2、关注blocking_instance/blocking_session和final_blocking_instance/final_blocking_session

1) 如果final_blocking_instance/final_blocking_session没有变化,说明可能是由于某个进程没有提交事务导致的enq: TX - row lock contention

--到holder所在的实例执行以下查询:

set lines 180 pages 999
column username format a15
column program format a35
column machine format a20
column event format a30
column sql_id format a13
column status format a10
Select s.sid,
       s.username,
       s.event,
       s.program,
       s.machine,
       s.sql_id,
       s.sql_child_number,
       s.status,
       s.last_call_et
  From v$session s
 Where s.sid in (&sid);

--确认不是DB进程,对堵塞者生成kill语句:

set lines 200 pages 999
col username for a15
col machine for a20
col program for a35
col spid for 99999999999
col dbkill for a40
col oskill for a20
select a.username,
       a.program,
       b.addr,
       b.spid,
       'alter system kill session ''' || a.sid || ',' || a.serial# || ''' immediate;' "dbkill",
       'kill -9 ' || b.spid "oskill"
  from v$session a, v$process b
 where a.paddr = b.addr(+)
   and a.sid = &sid
-- and a.serial#=&serial
 order by a.username, a.program;

--执行生成的dbkill命令后继续观察session状态,如果长时间没有消失,在OS级别执行生成的oskill命令(如果是DB 进程,不可随意kill,否则会导致系统crash):

ps –ef|grep &spid
kill -9 &spid

2) 如果blocking_instance/blocking_session和final_blocking_instance/final_blocking_session均在不停变化,说明可能是由于业务SQL执行慢或者是并发高于正常值导致。

--查看event对应会话详情,反馈运营定位应用

set lines 180 pages 999
column username format a15
column program format a35
column machine format a20
column event format a30
column sql_id format a13
column status format a10
Select s.sid,
       s.username,
       s.event,
       s.program,
       s.machine,
       s.sql_id,
       s.sql_child_number,
       s.status,
       s.last_call_et
  From v$session s
 Where event = 'enq: TX - row lock contention'
 Order By event, sql_id;

--查看SQL执行计划,进一步分析是否是SQL性能问题,如下查询生成查看SQL执行计划的语句:

set lines 160 pages 999
set long 99999
col PLAN_TABLE_OUTPUT for a160
select sql_fulltext,
       parsing_schema_name,
       'select * from table(dbms_xplan.display_cursor(''' || sql_id ||
       ''',' || child_number || ',''all iostats last +PEEKED_BINDS''));' xplan
  from v$sql
 where sql_id = '&sql_id';

包括SQL本身性能问题或者并发突发性增长,这类情况下kill阻塞者并不能解决问题,通知运营决策,允许的条件下通过临时kill所有等待的会话释放

select 'alter system kill session ' || '''' || sid || ',' || serial# || ',@' || inst_id || '''' || ' immediate;'
  from gv$session
 where event = 'enq: TX - row lock contention'
   and type = 'USER';

五、后续跟进

  • 如果是固定阻塞者,根据blocker session信息,联系相关应用确认该事务未正常提交的原因,避免下次问题发生。
  • 如果是SQL性能变差导致执行慢进而产生等待,进一步分析处理SQL性能问题。
  • 如果SQL执行效率没有问题,那么有可能是并发异常导致的等待,根据应用模块及执行SQL的信息,联系相关应用及时处理并发过高的异常。

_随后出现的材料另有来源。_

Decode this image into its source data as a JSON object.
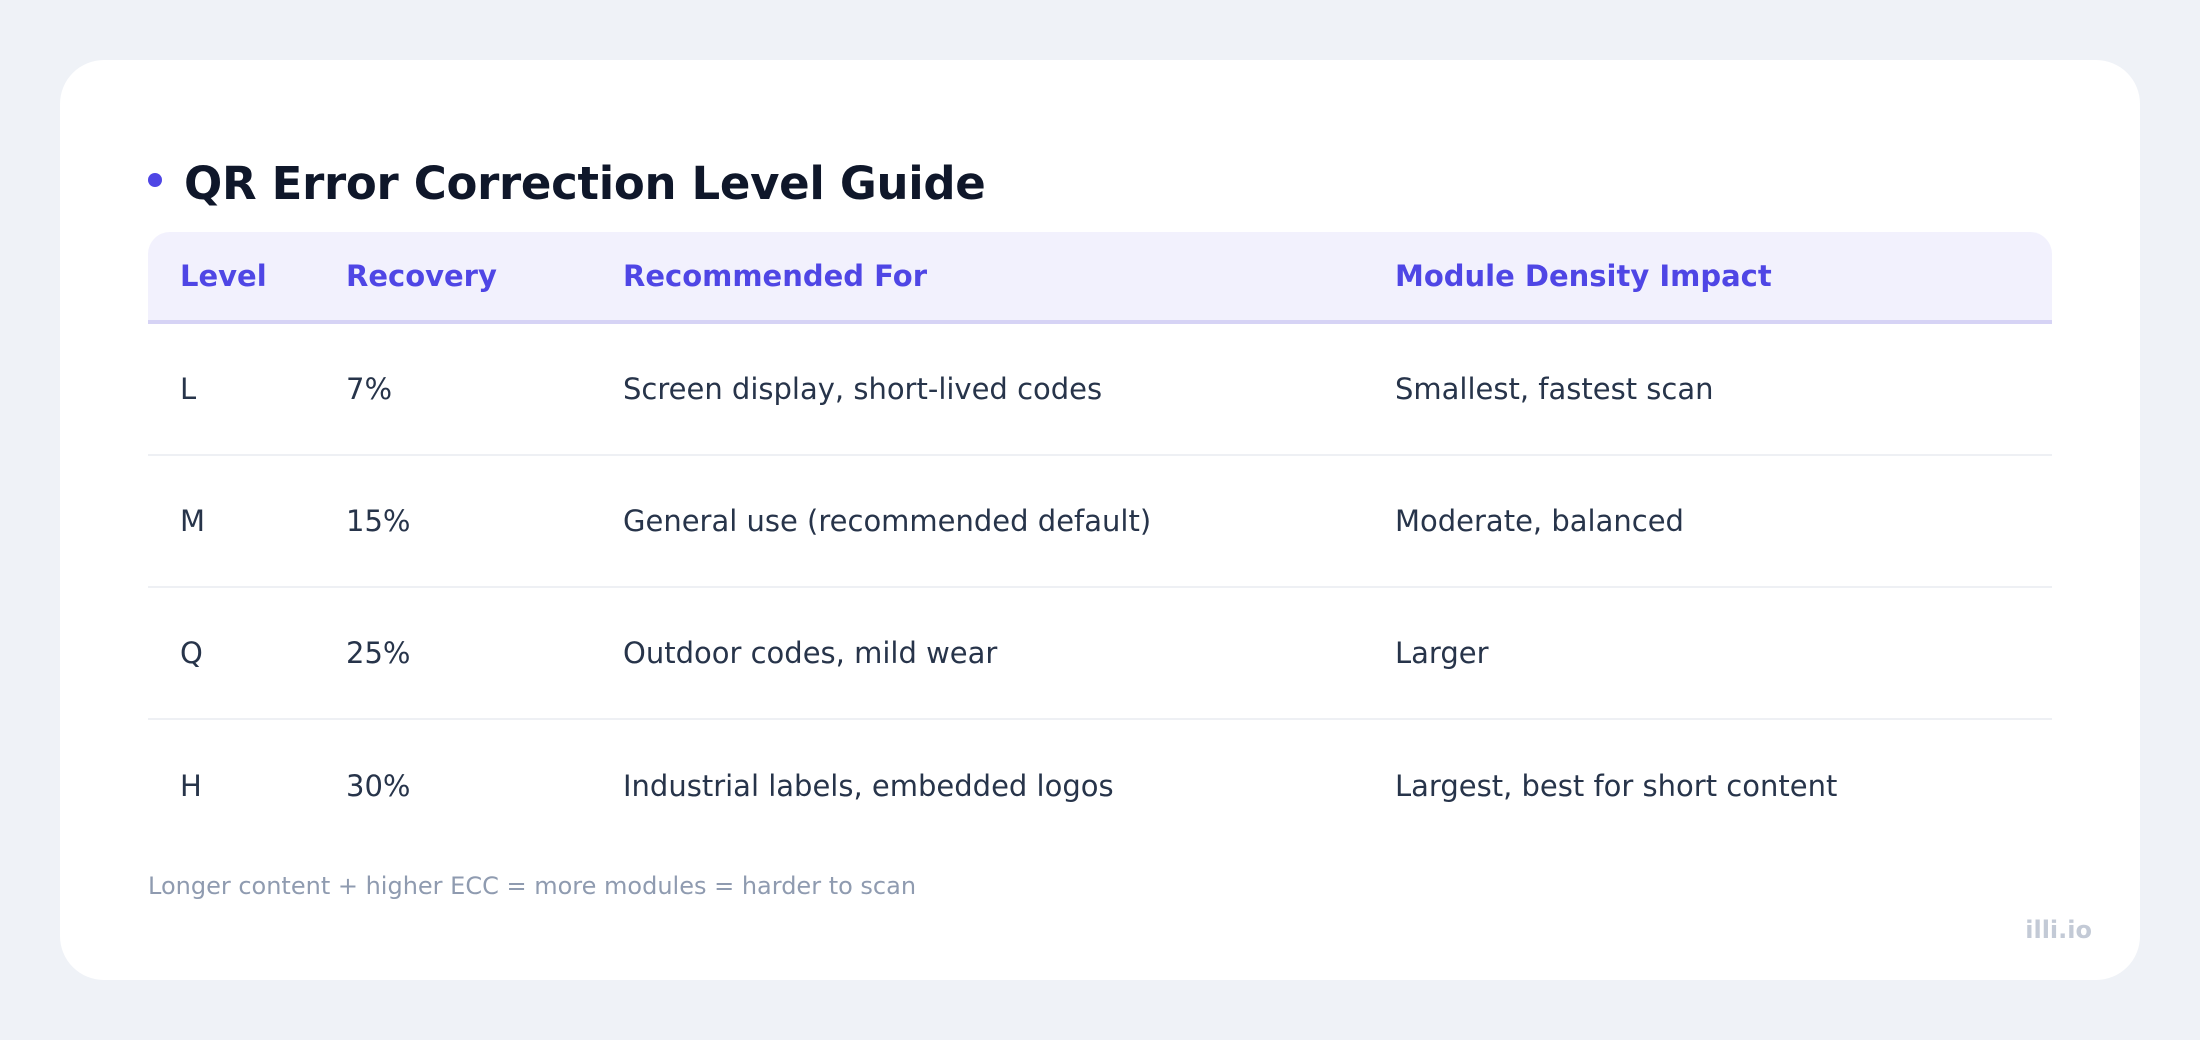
{
  "title": "QR Error Correction Level Guide",
  "colors": {
    "accent": "#4f46e5",
    "header_bg": "#f2f1fd",
    "page_bg": "#eff2f7"
  },
  "table": {
    "headers": [
      "Level",
      "Recovery",
      "Recommended For",
      "Module Density Impact"
    ],
    "rows": [
      [
        "L",
        "7%",
        "Screen display, short-lived codes",
        "Smallest, fastest scan"
      ],
      [
        "M",
        "15%",
        "General use (recommended default)",
        "Moderate, balanced"
      ],
      [
        "Q",
        "25%",
        "Outdoor codes, mild wear",
        "Larger"
      ],
      [
        "H",
        "30%",
        "Industrial labels, embedded logos",
        "Largest, best for short content"
      ]
    ]
  },
  "footnote": "Longer content + higher ECC = more modules = harder to scan",
  "brand": "illi.io"
}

enq: SQ - contention/enq: SV – contention(DFS lock handle)

一、故障现象

l  现象一:应用反应堵塞,检查数据库等待事件出现' DFS lock handle',并且检查出是SV锁。

l  现象二:应用反应堵塞,检查数据库等待事件出现'enq: SQ - contention'。

二、可能故障原因

l  需要根据p1判断类型来确认,这里处理的例子是SV锁

l  SV锁是RAC上赋予了cache+order的Sequence上发生

l  SQ锁是赋予了cache+noorder属性的Sequence上发生

三、分析思路

对于SV锁,在RAC环境尽量避免order,sequence的作用是保证全局唯一,如果需要同时实现全局有序,应该在应用侧实现。联系相关应用将order属性的sequence重建为noorder,建议停业务改。

四、应急处理

在DFS lock handle发生的实例上执行查询:

set linesize 160
set pagesize 999
column username format a16
column event format a40
column p1 format 999999999999999999999
column p2 format 999999999999999
column p3 format 99999999999
column sql_child_number format 9999 heading 'SQL Child|Number'
Select sid,
       username,
       event,
       sql_id,
       sql_child_number,
      p1,
       p2,
       p3 ,
       last_call_et
  From v$session
where event = 'DFS lock handle'
order by event, sql_id, p1;

根据p1查类型

select chr(bitand(&&p1,-16777216)/16777215) ||
chr(bitand(&&p1,16711680)/65535) type,
mod(&p1, 16) md
from dual;

下面的问题以查出来的是SV锁为例

set lines 160 pages 999
col owner for a20
col object_name for a20
col subobject_name for a20
col object_type for a20
col lastddltime for a30
select owner,
       object_name,
       subobject_name,
       object_type,
       status,
       to_char(last_ddl_time, 'yyyy-mm-dd hh24:mi:ss') lastddltime
  from dba_objects
 where object_id=&p2;

--代入上一步查到的sequence_name

select * from dba_sequences where sequence_name = '&sequence_name';

enq: SQ – contention同样可以根据p2找到sequence_name,并查看sequence属性。过程没有太大差别。

根据实际情况严重程度进行如下紧急处理:

a)   增加cache

b)   允许的条件下临时把DFS lock handle或者enq: SQ – contention等待的会话杀掉,观察是否还有等待。

set lines 200 pages 999
col username for a15
col machine for a20
col program for a35
col spid for 99999999999
col dbkill for a40
col oskill for a20
Select a.username,
       a.program,
       a.machine,
       b.addr,
       b.spid,
       'alter system kill session ''' || a.sid || ',' || a.serial# || ''';' "dbkill",
       'kill -9 ' || b.spid "oskill"
  From v$session a, v$process b
 Where a.paddr = b.addr(+)
   And a.event = 'DFS lock handle'
   And a.type = ‘USER’
 Order By a.username, a.program;

enq: US – contention

一、故障现象

应用处理速度下降,查询等待事件发现大量的' enq: US – contention ',同时伴随dc_rollback_segments 的latch: row cache objects等待事件;

二、可能故障原因

l  业务并发量大,online undo segment 的个数不足;

l  业务并发量大,undo 表空间不够大;

三、分析思路

 此类问题主要是业务并发量大,undo表空间不足或online segment不足引起的,解决思路是增加undo表空间,或增加online segment的个数以及降低TUNED_UNDORETENTION。

四、应急处理

在enq: US – contention发生的实例上执行查询:

column UNXPSTEALCNT heading "# Unexpired|Stolen"
column EXPSTEALCNT heading "# Expired|Reused"
column SSOLDERRCNT heading "ORA-1555|Error"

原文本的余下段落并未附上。